Objective representation of colors

Given that the perception of colors is eminently subjective, any joint work requires the establishment of an objective reference shared by all (and therefore a certain standardization of techniques, which is not always obvious …).

This work of rationalization was not born with digital image generation; since 1913 the International Commission on Illumination (CIE) has worked on the problem.

The modern color spaces1 used in image processing are proposed solutions to this rationalization, standardization of color representation, and are based on the work and early attempts of the CIE.

It’s interesting to know that the CIE conducted its work empirically, defining an “average observer” from numerous experiments of color comparison by human observers, in order to characterize the colors and lights as perceived by an average person.

It’s in 1931 that the CIE proposed a first representation and rationalization of colors: the CIE-1931 diagram, still used a lot today as an objective reference, in particular to compare the various color spaces in use.

Decomposing colors

It’s been implied so far that a color as we perceive it is physically defined by three independent parameters: its intensity, its dominant wavelength and its Extraction purity.

This breakdown is perfectly objective (related to the physical reality of light), it’s a good foundation for making an objective representation of colors, which is what the CIE has done since 1931.

Color diagrams, 1931 CIE XYZ and CIE xyZ

With these three parameters, colors can be represented in three dimensions.

In order to establish this representation, the CIE chose three theoretical primary colors different from the more common Red, Green and Blue, called X, Y and Z, able to include the entirety of the visible colors. This representation is the CIE XYZ color space of 1931, and is still used today as reference to represent and compare all the other color spaces.

The parameters defining this color space were carefully chosen in order to represent the entirety of the colors perceived by human vision.

Note

The three-dimensional representation above is not exact, but does illustrate the general feel of the color space.

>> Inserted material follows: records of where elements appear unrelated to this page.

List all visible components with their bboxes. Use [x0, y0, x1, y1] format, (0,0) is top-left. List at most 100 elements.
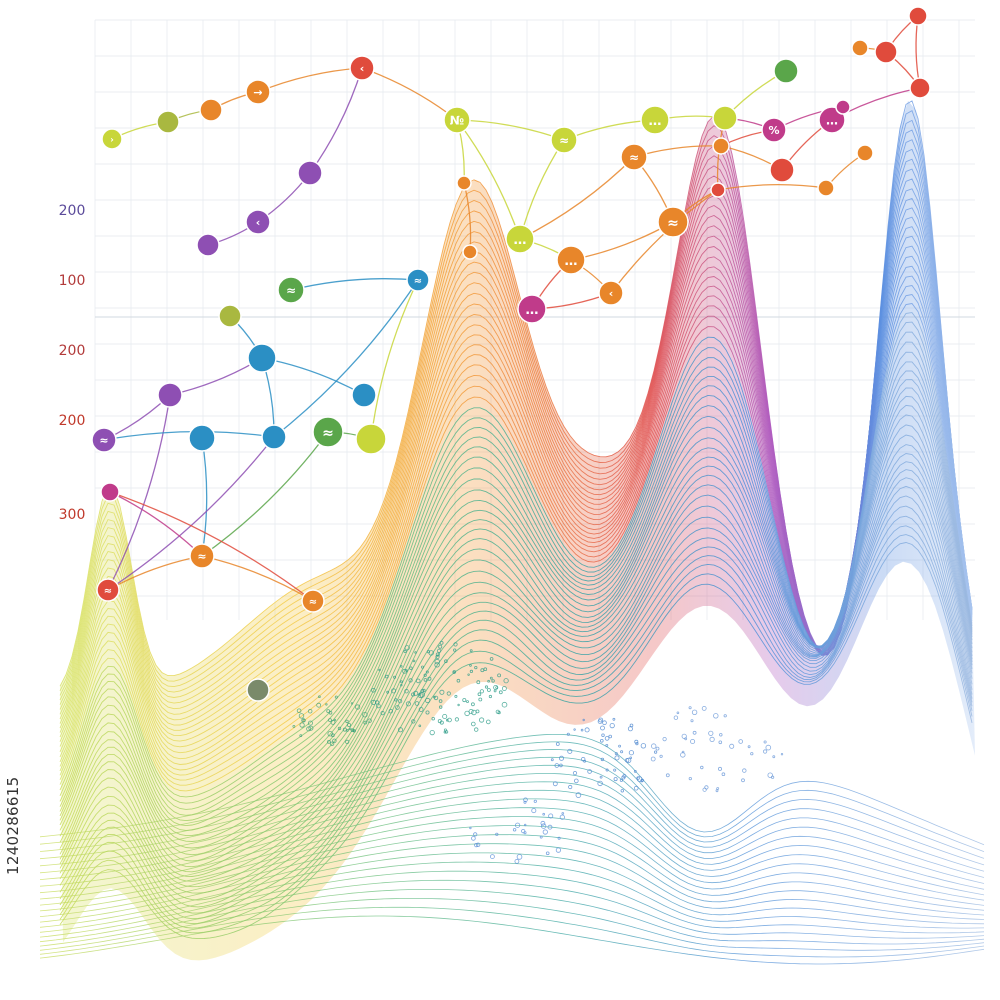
- speckle: [539, 835, 543, 839]
- speckle: [431, 717, 435, 721]
- speckle: [545, 851, 550, 856]
- network-node: ≈: [301, 589, 325, 613]
- network-edge: [201, 555, 314, 602]
- speckle: [298, 713, 305, 719]
- speckle: [653, 750, 658, 754]
- wave-line: [39, 781, 985, 884]
- speckle: [408, 678, 413, 683]
- node-glyph: …: [526, 303, 539, 318]
- speckle: [292, 725, 296, 728]
- speckle: [540, 823, 547, 829]
- speckle: [411, 719, 416, 724]
- y-label-3: 200: [58, 343, 86, 359]
- node-dot: [301, 589, 325, 613]
- speckle: [640, 779, 644, 783]
- wave-line: [39, 773, 985, 878]
- speckle: [557, 836, 561, 840]
- wave-line: [39, 898, 985, 951]
- node-dot: [462, 244, 478, 260]
- speckle: [332, 738, 337, 743]
- speckle: [767, 772, 773, 778]
- speckle: [614, 752, 618, 756]
- node-dot: [874, 40, 898, 64]
- node-glyph: ‹: [360, 62, 365, 75]
- network-edge: [109, 491, 314, 602]
- network-edge: [610, 189, 719, 294]
- speckle: [619, 778, 624, 782]
- speckle: [713, 713, 719, 719]
- network-node: [773, 58, 799, 84]
- node-dot: [277, 276, 305, 304]
- node-dot: [657, 206, 689, 238]
- speckle: [599, 775, 603, 779]
- speckle: [327, 731, 333, 737]
- speckle: [651, 743, 657, 749]
- node-glyph: ≈: [104, 586, 112, 597]
- speckle: [471, 709, 477, 716]
- speckle: [326, 709, 331, 713]
- speckle: [469, 826, 472, 830]
- speckle: [523, 831, 527, 835]
- speckle: [464, 710, 470, 717]
- speckle: [445, 718, 449, 722]
- speckle: [371, 687, 376, 693]
- speckle: [395, 705, 400, 710]
- speckle: [719, 733, 723, 737]
- speckle: [547, 824, 553, 830]
- wave-line: [39, 915, 985, 965]
- network-edge: [261, 357, 365, 396]
- wave-line: [59, 387, 973, 842]
- speckle: [337, 726, 342, 731]
- speckle: [483, 667, 488, 671]
- network-node: ≈: [91, 427, 117, 453]
- node-dot: [157, 382, 183, 408]
- network-edge: [169, 357, 263, 396]
- node-dot: [218, 304, 242, 328]
- speckle: [709, 736, 715, 743]
- speckle: [599, 738, 604, 743]
- speckle: [462, 698, 467, 703]
- speckle: [328, 710, 333, 715]
- node-dot: [773, 58, 799, 84]
- y-label-1: 200: [58, 203, 86, 219]
- node-dot: [406, 268, 430, 292]
- node-glyph: %: [768, 124, 779, 137]
- speckle: [473, 832, 478, 837]
- speckle: [446, 691, 451, 696]
- node-dot: [640, 105, 670, 135]
- speckle: [622, 774, 627, 778]
- speckle: [478, 717, 485, 723]
- network-node: [188, 424, 216, 452]
- wave-line: [39, 789, 985, 890]
- speckle: [583, 759, 586, 763]
- speckle: [514, 859, 520, 864]
- speckle: [474, 842, 479, 848]
- speckle: [411, 692, 416, 697]
- network-node: …: [505, 224, 535, 254]
- network-node: ≈: [620, 143, 648, 171]
- speckle: [342, 727, 347, 732]
- speckle: [684, 737, 688, 741]
- speckle: [388, 709, 393, 714]
- network-node: ›: [101, 128, 123, 150]
- speckle: [435, 654, 440, 660]
- speckle: [495, 686, 499, 689]
- speckle: [394, 698, 398, 702]
- network-node: [909, 77, 931, 99]
- network-node: ≈: [657, 206, 689, 238]
- network-node: [456, 175, 472, 191]
- network-edge: [519, 139, 565, 240]
- node-dot: [261, 424, 287, 450]
- speckle: [438, 699, 443, 703]
- speckle: [681, 733, 687, 739]
- speckle: [425, 710, 430, 715]
- speckle: [780, 753, 784, 756]
- wave-line: [39, 870, 985, 938]
- wave-speckles: [292, 641, 784, 864]
- node-dot: [196, 233, 220, 257]
- node-dot: [835, 99, 851, 115]
- speckle: [609, 722, 615, 729]
- speckle: [454, 717, 459, 722]
- speckle: [741, 778, 745, 783]
- speckle: [573, 728, 576, 731]
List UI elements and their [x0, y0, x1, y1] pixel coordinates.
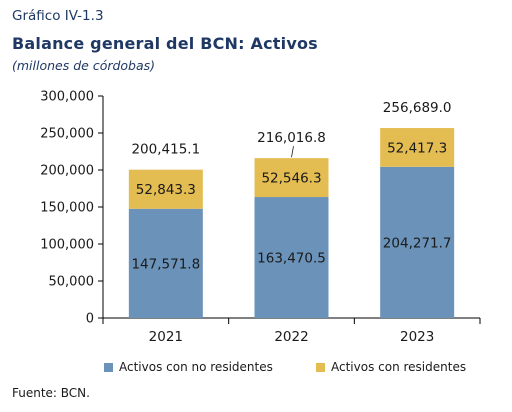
total-label-leader — [291, 146, 294, 158]
bar-value-label: 204,271.7 — [383, 235, 452, 251]
bar-residentes-2022 — [254, 158, 329, 198]
y-tick-label: 150,000 — [40, 201, 94, 216]
y-tick-label: 100,000 — [40, 238, 94, 253]
legend-label-no-residentes: Activos con no residentes — [119, 360, 273, 374]
legend-item-no-residentes: Activos con no residentes — [104, 360, 273, 374]
bar-value-label: 147,571.8 — [131, 256, 200, 272]
y-tick-label: 50,000 — [49, 275, 95, 290]
y-tick-label: 300,000 — [40, 90, 94, 105]
bar-no-residentes-2022 — [254, 197, 329, 318]
bar-value-label: 52,546.3 — [261, 171, 321, 187]
legend-item-residentes: Activos con residentes — [316, 360, 466, 374]
bar-residentes-2021 — [128, 169, 203, 209]
y-tick-label: 250,000 — [40, 127, 94, 142]
x-tick-label: 2022 — [274, 329, 308, 345]
total-label: 256,689.0 — [383, 100, 452, 116]
bar-value-label: 52,843.3 — [136, 182, 196, 198]
bar-residentes-2023 — [380, 128, 455, 167]
total-label: 200,415.1 — [131, 142, 200, 158]
bar-no-residentes-2021 — [128, 208, 203, 318]
chart-subtitle: (millones de córdobas) — [12, 58, 156, 73]
legend-swatch-no-residentes — [104, 362, 113, 372]
x-tick-label: 2021 — [149, 329, 183, 345]
bar-value-label: 163,470.5 — [257, 251, 326, 267]
chart-title: Balance general del BCN: Activos — [12, 34, 318, 53]
chart-label: Gráfico IV-1.3 — [12, 8, 104, 24]
total-label: 216,016.8 — [257, 130, 326, 146]
legend-label-residentes: Activos con residentes — [331, 360, 467, 374]
bar-value-label: 52,417.3 — [387, 140, 447, 156]
y-tick-label: 0 — [86, 312, 94, 327]
y-tick-label: 200,000 — [40, 164, 94, 179]
source-note: Fuente: BCN. — [12, 386, 90, 400]
bar-no-residentes-2023 — [380, 166, 455, 318]
x-tick-label: 2023 — [400, 329, 434, 345]
legend-swatch-residentes — [316, 362, 325, 372]
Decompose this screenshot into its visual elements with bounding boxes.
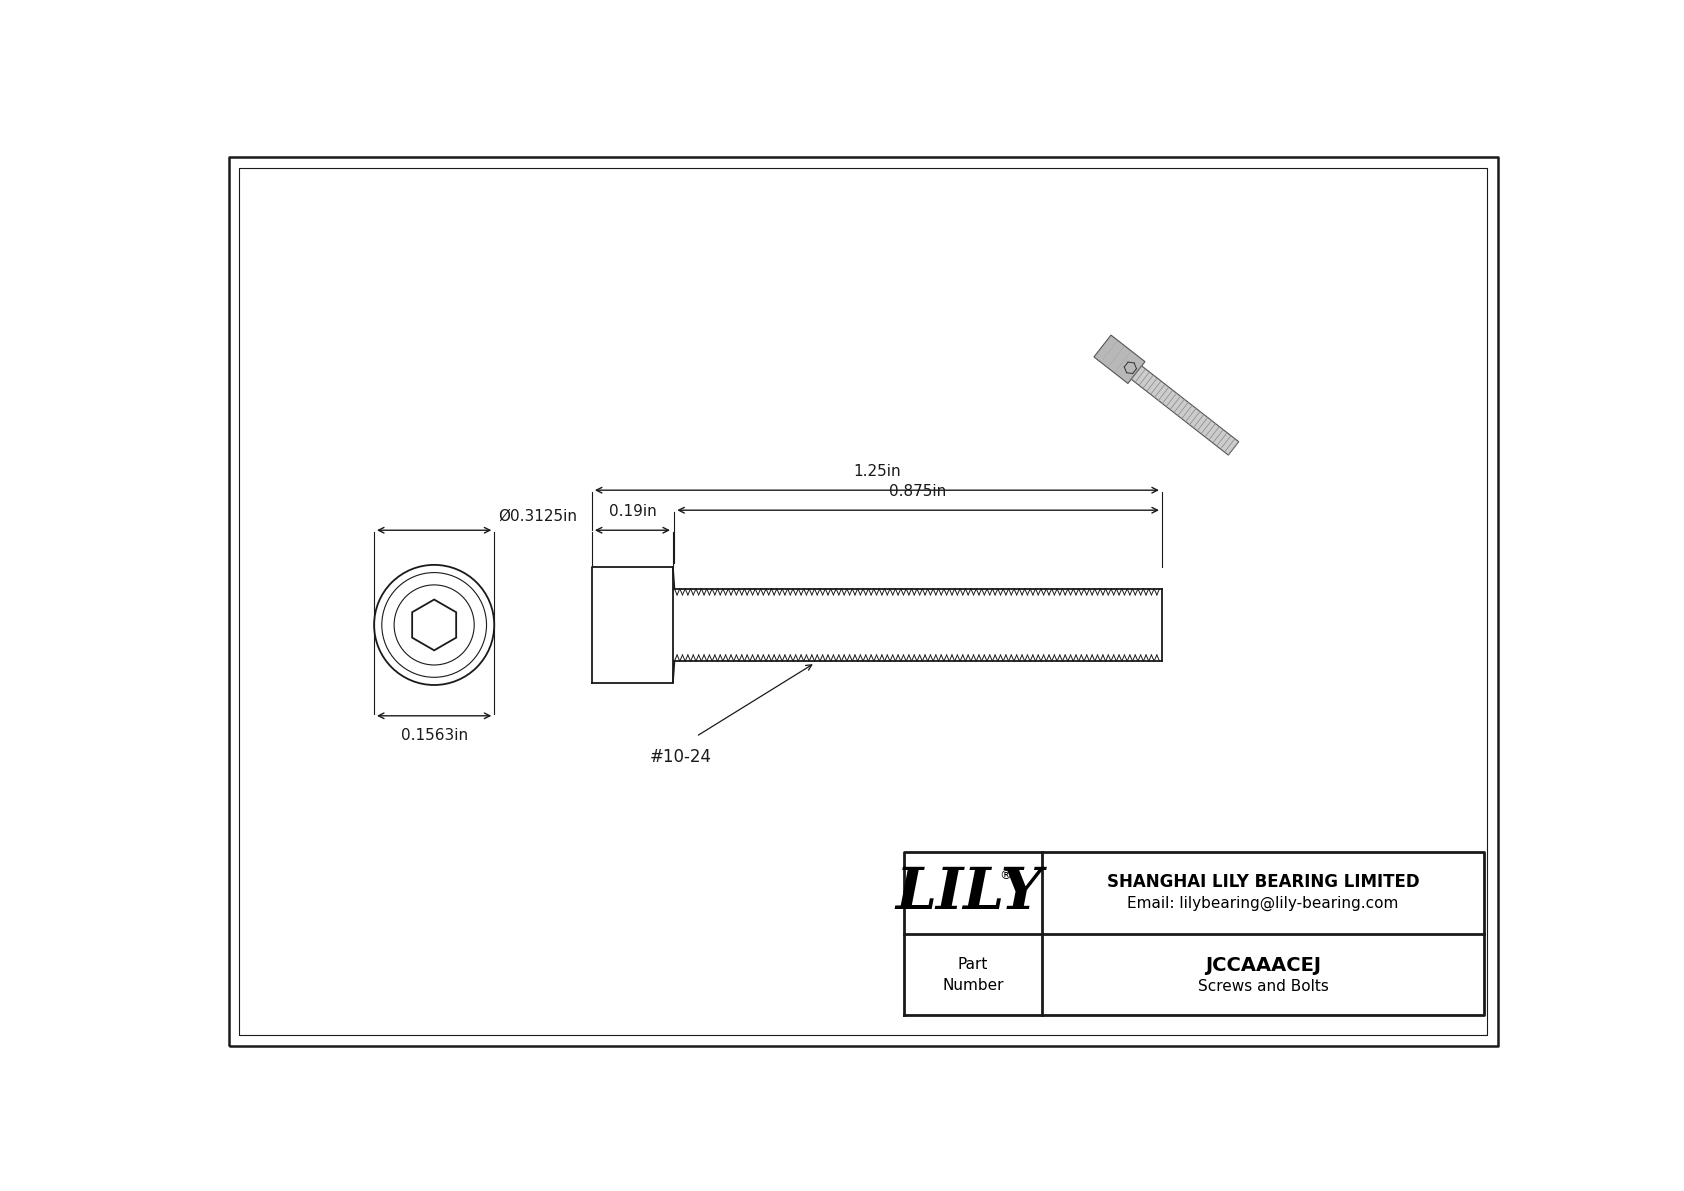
Text: 0.19in: 0.19in: [608, 505, 657, 519]
Text: #10-24: #10-24: [650, 748, 712, 766]
Text: Ø0.3125in: Ø0.3125in: [498, 509, 578, 524]
Text: 0.1563in: 0.1563in: [401, 728, 468, 743]
Text: ®: ®: [999, 869, 1012, 883]
Text: Email: lilybearing@lily-bearing.com: Email: lilybearing@lily-bearing.com: [1127, 896, 1399, 911]
Text: 0.875in: 0.875in: [889, 485, 946, 499]
Polygon shape: [1095, 335, 1145, 384]
Text: JCCAAACEJ: JCCAAACEJ: [1206, 956, 1320, 974]
Polygon shape: [1132, 366, 1239, 455]
Text: Part
Number: Part Number: [943, 956, 1004, 992]
Text: Screws and Bolts: Screws and Bolts: [1197, 979, 1329, 994]
Text: LILY: LILY: [896, 865, 1042, 921]
Text: 1.25in: 1.25in: [854, 464, 901, 480]
Text: SHANGHAI LILY BEARING LIMITED: SHANGHAI LILY BEARING LIMITED: [1106, 873, 1420, 891]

For better and easier use and visualization, it’s mainly represented in a two-dimensional projection, not showing the intensity (brightness) of the colors at all.

This projection actually is actually a translation to another color space derived from the CIE XYZ where colors are represented on a plane by coordinates named x and y (in lower case) which makes it the CIE xyZ space.

On this diagram, one can find the spectrum of visible light, on the upper turn, rounded, going from red to blue.

This outline contains all possible monochromatic lights, while the inside of the diagram represents “blended” colors as we perceive them.

The lower straight line represents the blending of the two extremes of the visible spectrum, which we see as the purple colors, which aren’t part of the monochromatic lights and close the “color wheel” we all know.

This diagram containing all the visible colors is used as reference in which one can register the other color spaces, necessarily “smaller” because representing only a subpart of all these colors, as we will see hereafter.

Other CIE Spaces

Since the establishment of these first color spaces and until today, the CIE has continued this work, improving the xyZ space and creating other more specific spaces for particular uses.

In 1976, two other spaces were published: the CIE L*u*v* (for light) and the CIE L*a*b* (for surface colors, better known as CIE LAB). These two spaces improve and compensate for a “defect” of the xyZ2: the coordinates are no longer linear in order to better match the human vision. Indeed, in the xyZ space, two colors located “at the same distance” can in some areas appear more similar than in other areas. The L*a*b* and L*u*v* correct this “defect” at the price of a greater complexity of calculations.

But it is always the 1931 XYZ or xyZ which is used as reference to work with and compare all the other colorimetric spaces.

Sources et références

  1. Color spaces are standardized ways of recording and representing colors (analog as well as digital).
    There are for example: sRGB, BT.709, ACES, BT.2020, P3, to name a few from a very large list. 

  2. L*a*b* and L*u*v* are actually based on another space published in 1976, the CIE U’V’W’ which is linear (and itself based on the CIE UVW of 1960). The chronology of publication of these successive spaces is as follows:
    - 1931: XYV, and its representation xyZ, linear.
    - 1960: UVW, and its representation uvW, linear.
    - 1976 : U’V’W’, linear.
    - 1976 : L*a*b* and L*u*v*, nonlinear.